Ich habe Ge-Crowdfunded und warte nun auf meine Pebble Watch

Pebble Watch (Bild: Pebble)
Pebble Watch (Bild: Pebble)

Für 130,00 US$ habe ich heute meine Pebble Watch „bestellt“. Obwohl „bestellt“ eigentlich der falsche Ausdruck ist. Denn ich habe mich mit umgerechnet ca. 100 Euro an einem Crowdfunding Startup beteiligt. Und als Dankeschön erhalte ich eine Jet Black Pebble Watch aus der ersten Produktion. Das Crowdfunding wird durch diese „Prämie“ zwar eigentlich etwas ad absurdum geführt, aber mir soll es recht sein. Denn es haben ja alle etwas davon.

Über die Crowdfunding-Plattform Kickstarter kann man mit wenigen Klicks eine Pebble Watch „vorbestellen“. Einfach die gewünschte Beteiligung bzw. Prämie anklicken, dann den Betrag – der in meinem Fall mit 115,00 US$ vorbelegt ist – manuell um 15 US$ auf 130,00 US$ erhöhen (wegen der internationalen Versandkosten) und dann einfach und sicher über Amazon-Payments bezahlen. Für den Login genügt sogar ein deutsches Amazon-Konto. Das wars.

Ich bin also nun einer von knapp 35.000 Unterstützern, die insgesamt bereits knapp 5.000.000 US$ aufgebracht haben um das Projekt an den Start zu bringen. Ich bin mal gespannt. Es ist für mich das erste Mal, dass ich mich an einem Crowdfunding beteilige.

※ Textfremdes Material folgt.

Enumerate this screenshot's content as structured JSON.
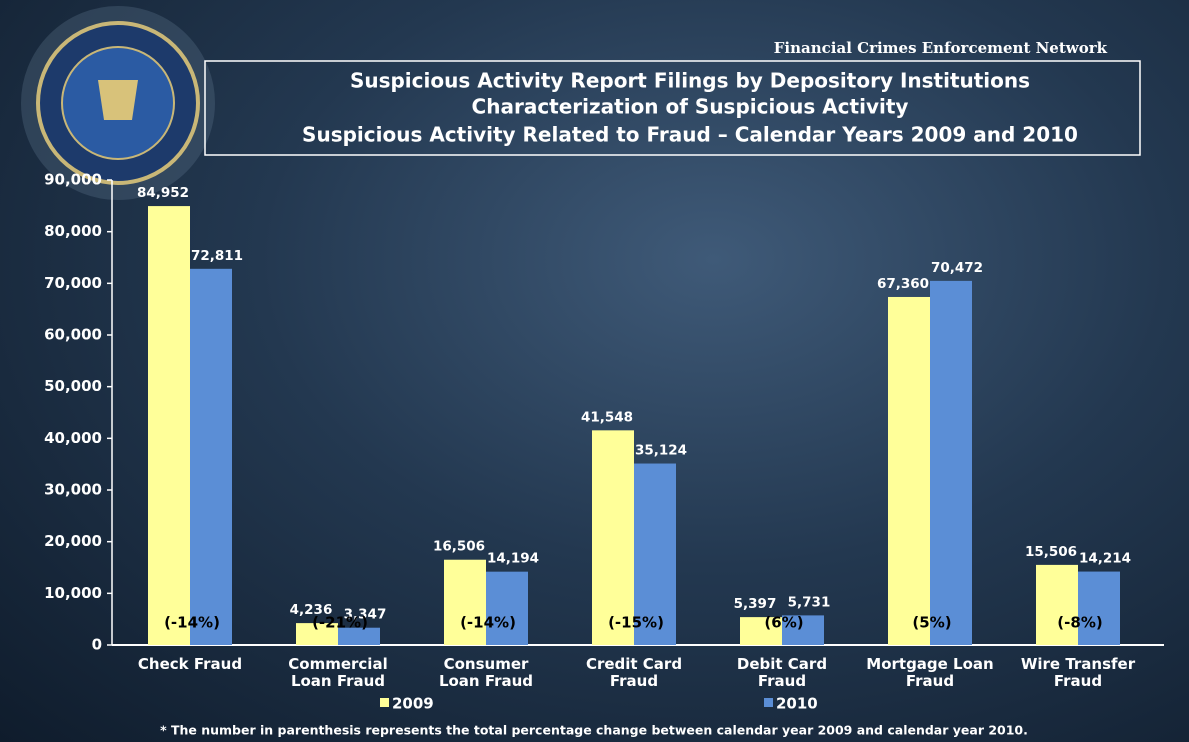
{
  "header": {
    "organization": "Financial Crimes Enforcement Network"
  },
  "chart_data": {
    "type": "bar",
    "title": "Suspicious Activity Report Filings by Depository Institutions",
    "subtitle": "Characterization of Suspicious Activity",
    "subtitle2": "Suspicious Activity Related to Fraud – Calendar Years 2009 and 2010",
    "categories": [
      "Check Fraud",
      "Commercial\nLoan Fraud",
      "Consumer\nLoan Fraud",
      "Credit Card\nFraud",
      "Debit Card\nFraud",
      "Mortgage Loan\nFraud",
      "Wire Transfer\nFraud"
    ],
    "series": [
      {
        "name": "2009",
        "color": "#ffff99",
        "values": [
          84952,
          4236,
          16506,
          41548,
          5397,
          67360,
          15506
        ],
        "value_labels": [
          "84,952",
          "4,236",
          "16,506",
          "41,548",
          "5,397",
          "67,360",
          "15,506"
        ]
      },
      {
        "name": "2010",
        "color": "#5b8ed6",
        "values": [
          72811,
          3347,
          14194,
          35124,
          5731,
          70472,
          14214
        ],
        "value_labels": [
          "72,811",
          "3,347",
          "14,194",
          "35,124",
          "5,731",
          "70,472",
          "14,214"
        ]
      }
    ],
    "annotations": [
      "(-14%)",
      "(-21%)",
      "(-14%)",
      "(-15%)",
      "(6%)",
      "(5%)",
      "(-8%)"
    ],
    "ylim": [
      0,
      90000
    ],
    "yticks": [
      0,
      {
        "value": 10000,
        "label": "10,000"
      },
      {
        "value": 20000,
        "label": "20,000"
      },
      {
        "value": 30000,
        "label": "30,000"
      },
      {
        "value": 40000,
        "label": "40,000"
      },
      {
        "value": 50000,
        "label": "50,000"
      },
      {
        "value": 60000,
        "label": "60,000"
      },
      {
        "value": 70000,
        "label": "70,000"
      },
      {
        "value": 80000,
        "label": "80,000"
      },
      {
        "value": 90000,
        "label": "90,000"
      }
    ],
    "legend": "bottom",
    "footnote": "* The number in parenthesis represents the total percentage change between calendar year 2009 and calendar year 2010."
  }
}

Bleibt noch die Frage was die Uhr so begehrlich macht? Das ist eigentlich ganz einfach. Es handelt sich um eine internetfähige Armbanduhr, die man ganz nach seinen Bedürfnissen konfigurieren kann. Dabei hat die Uhr keine eigene SIM-Karte sondern verbindet sich per Bluetooth mit einem iPhone oder Android-Smartphone. Von dort aus kann die Uhr konfiguriert und verschiedene Apps installiert werden. Umgekehrt kann die Uhr als Fernbedienung für iTunes oder andere Musikdienste verwendet werden. Ebenso können eMails oder SMS angezeigt werden. Genial. Das Video unten gibt einen guten Überblick über die Funktionen.

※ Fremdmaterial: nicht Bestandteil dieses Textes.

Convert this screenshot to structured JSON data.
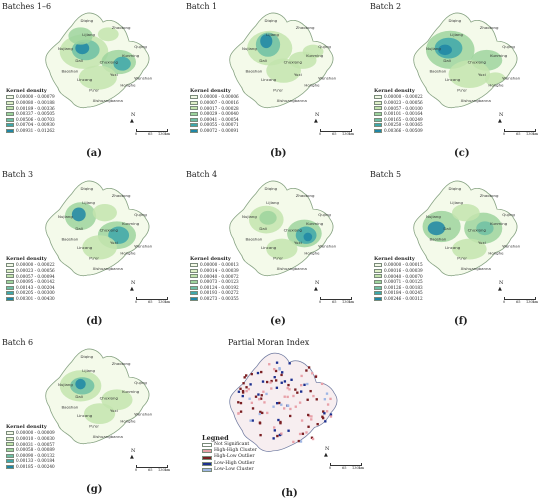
{
  "legend_title": "Kernel density",
  "legend_colors": [
    "#f2f8e6",
    "#dff0c8",
    "#c3e4ae",
    "#9ed49d",
    "#6fbfa5",
    "#3ea7aa",
    "#1f86a6"
  ],
  "north_label": "N",
  "scale_ticks": [
    "0",
    "65",
    "130km"
  ],
  "cities": [
    "Diqing",
    "Zhaotong",
    "Lijiang",
    "Nujiang",
    "Dali",
    "Chuxiong",
    "Kunming",
    "Qujing",
    "Baoshan",
    "Yuxi",
    "Wenshan",
    "Lincang",
    "Pu'er",
    "Honghe",
    "Xishuangbanna"
  ],
  "panels": [
    {
      "title": "Batches 1–6",
      "label": "(a)",
      "legend": [
        "0.00000 - 0.00079",
        "0.00080 - 0.00188",
        "0.00189 - 0.00336",
        "0.00337 - 0.00505",
        "0.00506 - 0.00703",
        "0.00704 - 0.00930",
        "0.00931 - 0.01262"
      ]
    },
    {
      "title": "Batch 1",
      "label": "(b)",
      "legend": [
        "0.00000 - 0.00006",
        "0.00007 - 0.00016",
        "0.00017 - 0.00028",
        "0.00029 - 0.00040",
        "0.00041 - 0.00054",
        "0.00055 - 0.00071",
        "0.00072 - 0.00091"
      ]
    },
    {
      "title": "Batch 2",
      "label": "(c)",
      "legend": [
        "0.00000 - 0.00022",
        "0.00023 - 0.00056",
        "0.00057 - 0.00100",
        "0.00101 - 0.00164",
        "0.00165 - 0.00249",
        "0.00250 - 0.00365",
        "0.00366 - 0.00509"
      ]
    },
    {
      "title": "Batch 3",
      "label": "(d)",
      "legend": [
        "0.00000 - 0.00022",
        "0.00023 - 0.00056",
        "0.00057 - 0.00094",
        "0.00095 - 0.00142",
        "0.00143 - 0.00204",
        "0.00205 - 0.00300",
        "0.00301 - 0.00430"
      ]
    },
    {
      "title": "Batch 4",
      "label": "(e)",
      "legend": [
        "0.00000 - 0.00013",
        "0.00014 - 0.00039",
        "0.00040 - 0.00072",
        "0.00073 - 0.00123",
        "0.00124 - 0.00192",
        "0.00193 - 0.00272",
        "0.00273 - 0.00355"
      ]
    },
    {
      "title": "Batch 5",
      "label": "(f)",
      "legend": [
        "0.00000 - 0.00015",
        "0.00016 - 0.00039",
        "0.00040 - 0.00070",
        "0.00071 - 0.00125",
        "0.00126 - 0.00183",
        "0.00184 - 0.00245",
        "0.00246 - 0.00312"
      ]
    },
    {
      "title": "Batch 6",
      "label": "(g)",
      "legend": [
        "0.00000 - 0.00009",
        "0.00010 - 0.00030",
        "0.00031 - 0.00057",
        "0.00058 - 0.00089",
        "0.00090 - 0.00132",
        "0.00133 - 0.00184",
        "0.00185 - 0.00240"
      ]
    }
  ],
  "moran": {
    "title": "Partial Moran Index",
    "label": "(h)",
    "legend_title": "Legned",
    "items": [
      {
        "name": "Not Significant",
        "color": "#ffffff"
      },
      {
        "name": "High-High Cluster",
        "color": "#e8a0a8"
      },
      {
        "name": "High-Low Outlier",
        "color": "#7a1e22"
      },
      {
        "name": "Low-High Outlier",
        "color": "#1c2f8f"
      },
      {
        "name": "Low-Low Cluster",
        "color": "#9fb6e4"
      }
    ]
  }
}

Die Uhr verfügt über einen eigenen Beschleunigungssensor, Vibartionsalarm, ARM-Prozessor und Bluetooth. In der Pebble kommt ein stromsparendes E-Paper-Display zum Einsatz, ähnlich wie im Kindle von Amazon. Die Batterie könnte eine Schwachstelle sein, denn sie ist mit einem Durchhaltevermögen von sieben Tagen wohl nicht ganz so leistungsfähig.

Um das zu testen muss ich mich aber leider noch bis September gedulden, denn erst dann soll die Auslieferung beginnen.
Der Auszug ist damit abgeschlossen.